Par Dahn Habib Sénamblé
À moins de deux semaines de la COP30, la Côte d’Ivoire a franchi une nouvelle étape dans sa stratégie climatique. Le pays rehausse ses ambitions de réduction des émissions à 33 % d’ici 2035 et plaide pour une solidarité climatique mondiale.
Dans le cadre de la préparation de la 30ᵉ Conférence des Parties sur le climat (COP30) qui se tiendra à Belém, au Brésil, du 10 au 21 novembre prochain, le gouvernement a officiellement présenté, le jeudi 30 octobre à Abidjan-Plateau, la troisième version de ses Contributions Déterminées au niveau National (CDN 3.0), document-cadre de sa politique climatique à horizon 2035.
Le document a été remis par le ministre de l’Environnement, du Développement durable et de la Transition écologique, Jacques Konan Assahoré, à son homologue des Affaires étrangères, Léon Kacou Adom, chef de la délégation ivoirienne à la COP30. La cérémonie, organisée à la Primature, a réuni diplomates, représentants du secteur privé, partenaires techniques et financiers ainsi que des membres de la société civile.
Des engagements rehaussés à l’horizon 2035
Les nouvelles CDN visent à renforcer les ambitions du pays en matière de lutte contre les changements climatiques, en s’appuyant sur les progrès réalisés depuis les versions précédentes, publiées en 2015 et 2022. « À travers ces nouvelles CDN, la Côte d’Ivoire s’engage à réduire ses émissions de gaz à effet de serre de 33,07 % d’ici 2035, par rapport à un scénario de référence.

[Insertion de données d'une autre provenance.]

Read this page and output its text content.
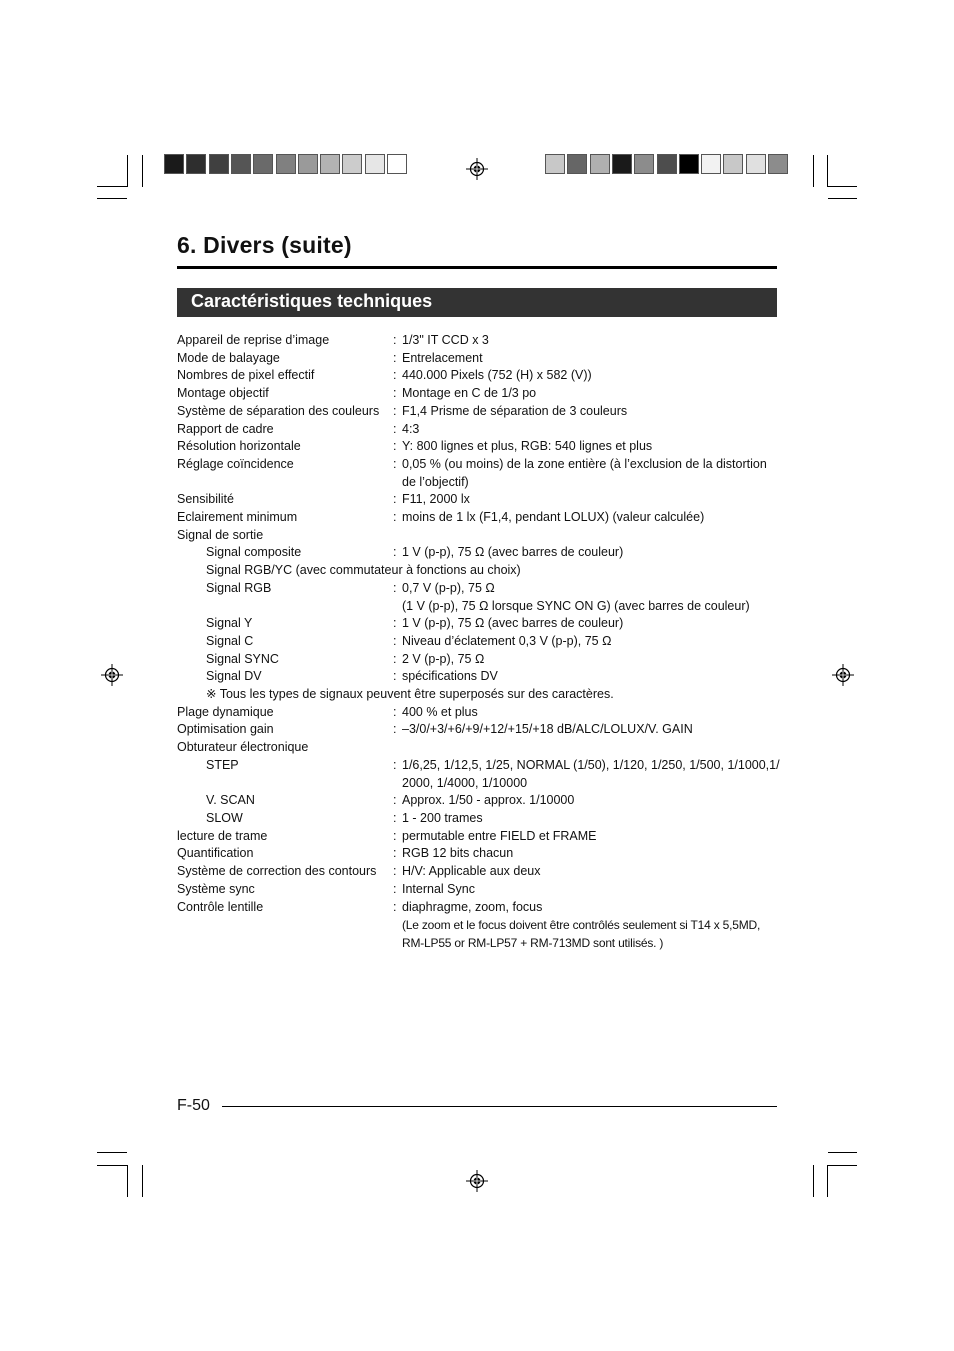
6. Divers (suite)
Caractéristiques techniques
Appareil de reprise d’image	: 1/3" IT CCD x 3
Mode de balayage	: Entrelacement
Nombres de pixel effectif	: 440.000 Pixels (752 (H) x 582 (V))
Montage objectif	: Montage en C de 1/3 po
Système de séparation des couleurs	: F1,4 Prisme de séparation de 3 couleurs
Rapport de cadre	: 4:3
Résolution horizontale	: Y: 800 lignes et plus, RGB: 540 lignes et plus
Réglage coïncidence	: 0,05 % (ou moins) de la zone entière (à l’exclusion de la distortion de l’objectif)
Sensibilité	: F11, 2000 lx
Eclairement minimum	: moins de 1 lx (F1,4, pendant LOLUX) (valeur calculée)
Signal de sortie
Signal composite	: 1 V (p-p), 75 Ω (avec barres de couleur)
Signal RGB/YC (avec commutateur à fonctions au choix)
Signal RGB	: 0,7 V (p-p), 75 Ω
(1 V (p-p), 75 Ω lorsque SYNC ON G) (avec barres de couleur)
Signal Y	: 1 V (p-p), 75 Ω (avec barres de couleur)
Signal C	: Niveau d’éclatement 0,3 V (p-p), 75 Ω
Signal SYNC	: 2 V (p-p), 75 Ω
Signal DV	: spécifications DV
※ Tous les types de signaux peuvent être superposés sur des caractères.
Plage dynamique	: 400 % et plus
Optimisation gain	: –3/0/+3/+6/+9/+12/+15/+18 dB/ALC/LOLUX/V. GAIN
Obturateur électronique
STEP	: 1/6,25, 1/12,5, 1/25, NORMAL (1/50), 1/120, 1/250, 1/500, 1/1000,1/ 2000, 1/4000, 1/10000
V. SCAN	: Approx. 1/50 - approx. 1/10000
SLOW	: 1 - 200 trames
lecture de trame	: permutable entre FIELD et FRAME
Quantification	: RGB 12 bits chacun
Système de correction des contours	: H/V: Applicable aux deux
Système sync	: Internal Sync
Contrôle lentille	: diaphragme, zoom, focus
(Le zoom et le focus doivent être contrôlés seulement si T14 x 5,5MD, RM-LP55 or RM-LP57 + RM-713MD sont utilisés. )
F-50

Cela représente environ 52 millions de tonnes équivalent CO₂ », a déclaré Jacques Assahoré.
Selon le ministère, ces contributions actualisées s’inscrivent dans une démarche de développement durable et bas carbone, intégrant à la fois la croissance économique, la préservation des ressources naturelles et la résilience des communautés vulnérables.
Un coût global estimé à plus de 32 000 milliards FCFA
La mise en œuvre des CDN 3.0 nécessitera un financement évalué à 32 926 milliards de FCFA, mobilisable à travers les ressources publiques, privées et les mécanismes internationaux de financement climatique.
La représentante résidente du Programme des Nations Unies pour le Développement (PNUD) en Côte d’Ivoire, Blerta Cela, a salué la qualité du document et réaffirmé le soutien du PNUD et des partenaires techniques et financiers à sa mise en œuvre. « Les CDN 3.0 constituent un outil stratégique pour accélérer l’action climatique et assurer la transition écologique du pays », a-t-elle souligné.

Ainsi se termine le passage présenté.